Acid-sensing ion channels (ASICs) extensively exist in both central and peripheral neuronal systems and contribute to many physiological and pathological processes. The protein that interacts with C kinase 1 (PICK1) was cloned as one of the proteins interacting with protein kinase C (PKC) and colocalized with ASIC1 and ASIC2. Here, we used PICK1 knockout (PICK1-KO) C57/BL6 mice together with the whole cell patch clamp, calcium imaging, RT-PCR, Western blot, and immunocytochemistry techniques to explore the possible change in ASICs and the regulatory effects of PKC on ASICs.

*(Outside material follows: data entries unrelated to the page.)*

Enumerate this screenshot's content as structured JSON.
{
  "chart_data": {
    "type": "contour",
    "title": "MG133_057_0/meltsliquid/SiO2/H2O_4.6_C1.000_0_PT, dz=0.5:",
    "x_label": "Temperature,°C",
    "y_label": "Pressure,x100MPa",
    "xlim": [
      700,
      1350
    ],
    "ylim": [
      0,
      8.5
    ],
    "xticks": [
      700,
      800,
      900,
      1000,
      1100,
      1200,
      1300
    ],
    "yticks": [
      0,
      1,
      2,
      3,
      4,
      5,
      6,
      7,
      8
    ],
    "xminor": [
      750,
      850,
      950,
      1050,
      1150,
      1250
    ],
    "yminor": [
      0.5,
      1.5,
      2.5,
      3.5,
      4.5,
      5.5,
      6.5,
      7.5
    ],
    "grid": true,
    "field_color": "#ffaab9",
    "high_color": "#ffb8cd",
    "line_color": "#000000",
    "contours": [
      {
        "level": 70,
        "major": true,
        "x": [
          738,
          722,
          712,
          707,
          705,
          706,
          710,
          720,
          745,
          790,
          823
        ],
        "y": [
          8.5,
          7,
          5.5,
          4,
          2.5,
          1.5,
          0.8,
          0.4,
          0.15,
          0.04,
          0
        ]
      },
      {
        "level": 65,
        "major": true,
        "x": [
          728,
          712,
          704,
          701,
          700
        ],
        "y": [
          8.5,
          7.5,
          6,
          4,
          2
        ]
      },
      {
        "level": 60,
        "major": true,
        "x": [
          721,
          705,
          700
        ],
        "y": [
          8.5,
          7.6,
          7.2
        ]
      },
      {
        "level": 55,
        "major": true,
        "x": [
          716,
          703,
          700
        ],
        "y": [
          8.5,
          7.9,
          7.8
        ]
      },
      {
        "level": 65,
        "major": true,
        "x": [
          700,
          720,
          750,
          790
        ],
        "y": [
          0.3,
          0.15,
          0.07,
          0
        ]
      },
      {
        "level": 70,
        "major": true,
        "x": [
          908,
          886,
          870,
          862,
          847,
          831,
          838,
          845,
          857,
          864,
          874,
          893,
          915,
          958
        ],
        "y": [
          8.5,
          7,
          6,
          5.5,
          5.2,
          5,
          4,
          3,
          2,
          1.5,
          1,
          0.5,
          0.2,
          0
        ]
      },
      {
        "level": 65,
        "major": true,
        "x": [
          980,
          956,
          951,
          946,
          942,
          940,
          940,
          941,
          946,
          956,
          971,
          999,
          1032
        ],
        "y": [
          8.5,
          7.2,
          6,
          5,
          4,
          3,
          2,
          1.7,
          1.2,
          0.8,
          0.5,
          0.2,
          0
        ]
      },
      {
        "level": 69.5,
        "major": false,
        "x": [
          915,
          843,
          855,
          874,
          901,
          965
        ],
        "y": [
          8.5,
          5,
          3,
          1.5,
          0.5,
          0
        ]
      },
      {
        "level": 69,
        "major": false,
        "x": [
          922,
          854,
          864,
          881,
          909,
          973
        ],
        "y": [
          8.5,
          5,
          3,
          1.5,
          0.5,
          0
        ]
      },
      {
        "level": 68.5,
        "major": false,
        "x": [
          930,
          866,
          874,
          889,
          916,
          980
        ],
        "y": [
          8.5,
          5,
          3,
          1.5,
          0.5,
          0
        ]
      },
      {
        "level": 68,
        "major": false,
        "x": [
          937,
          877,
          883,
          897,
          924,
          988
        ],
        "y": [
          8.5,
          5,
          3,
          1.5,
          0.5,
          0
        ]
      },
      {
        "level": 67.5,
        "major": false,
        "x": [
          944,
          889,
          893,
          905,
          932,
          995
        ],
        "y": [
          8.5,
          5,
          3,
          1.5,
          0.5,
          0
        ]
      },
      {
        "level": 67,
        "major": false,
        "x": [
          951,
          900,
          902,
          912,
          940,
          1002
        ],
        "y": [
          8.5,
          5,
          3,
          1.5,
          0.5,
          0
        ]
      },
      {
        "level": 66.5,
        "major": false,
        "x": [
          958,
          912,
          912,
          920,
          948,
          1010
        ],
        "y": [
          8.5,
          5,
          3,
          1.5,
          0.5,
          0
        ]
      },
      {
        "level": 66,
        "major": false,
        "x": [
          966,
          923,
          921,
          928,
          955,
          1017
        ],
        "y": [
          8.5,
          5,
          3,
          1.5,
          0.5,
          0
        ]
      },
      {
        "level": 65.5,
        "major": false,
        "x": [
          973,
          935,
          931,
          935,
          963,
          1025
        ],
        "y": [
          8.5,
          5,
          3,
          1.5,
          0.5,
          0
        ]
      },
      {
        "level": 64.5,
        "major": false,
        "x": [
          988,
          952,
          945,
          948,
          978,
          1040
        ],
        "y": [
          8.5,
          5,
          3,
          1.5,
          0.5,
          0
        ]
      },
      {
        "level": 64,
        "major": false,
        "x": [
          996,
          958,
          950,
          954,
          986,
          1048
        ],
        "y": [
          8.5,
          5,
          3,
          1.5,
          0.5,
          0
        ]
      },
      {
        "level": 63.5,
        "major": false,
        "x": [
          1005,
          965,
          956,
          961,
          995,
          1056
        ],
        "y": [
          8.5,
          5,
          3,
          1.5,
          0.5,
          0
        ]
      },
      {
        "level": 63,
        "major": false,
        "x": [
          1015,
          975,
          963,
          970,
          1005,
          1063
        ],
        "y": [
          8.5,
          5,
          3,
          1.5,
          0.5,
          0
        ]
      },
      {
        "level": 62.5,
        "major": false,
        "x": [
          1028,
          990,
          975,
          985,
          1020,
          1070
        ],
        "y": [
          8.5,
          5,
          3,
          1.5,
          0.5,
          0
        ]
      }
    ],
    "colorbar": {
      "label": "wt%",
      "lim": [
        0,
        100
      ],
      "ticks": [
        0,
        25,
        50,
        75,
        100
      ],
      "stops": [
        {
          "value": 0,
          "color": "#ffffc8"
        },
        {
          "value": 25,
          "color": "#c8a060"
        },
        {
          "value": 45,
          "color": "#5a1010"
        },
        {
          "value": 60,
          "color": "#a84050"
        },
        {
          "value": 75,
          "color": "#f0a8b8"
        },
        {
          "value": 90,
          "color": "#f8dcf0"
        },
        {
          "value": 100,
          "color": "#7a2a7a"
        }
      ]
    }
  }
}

The results showed that PICK1 played a key role in regulation of ASIC functions. In PICK1-KO mouse cortical neurons, both the amplitude of ASIC currents and elevation of [Ca2+]i mediated by acid were decreased, which were attributable to the decreased expression of ASIC1a and ASIC2a proteins in the plasma membrane. PKC, a partner protein of PICK1, regulated ASIC functions via PICK1. The agonist and antagonist of PKC only altered ASIC currents and acid-induced increase in [Ca2+]i in wild-type, but not in KO mice. In conclusion, our data provided the direct evidence from PICK1-KO mice that a novel target protein, PICK1, would regulate ASIC function and membrane expression in the brain. In addition, PICK1 played the bridge role between PKC and ASICs.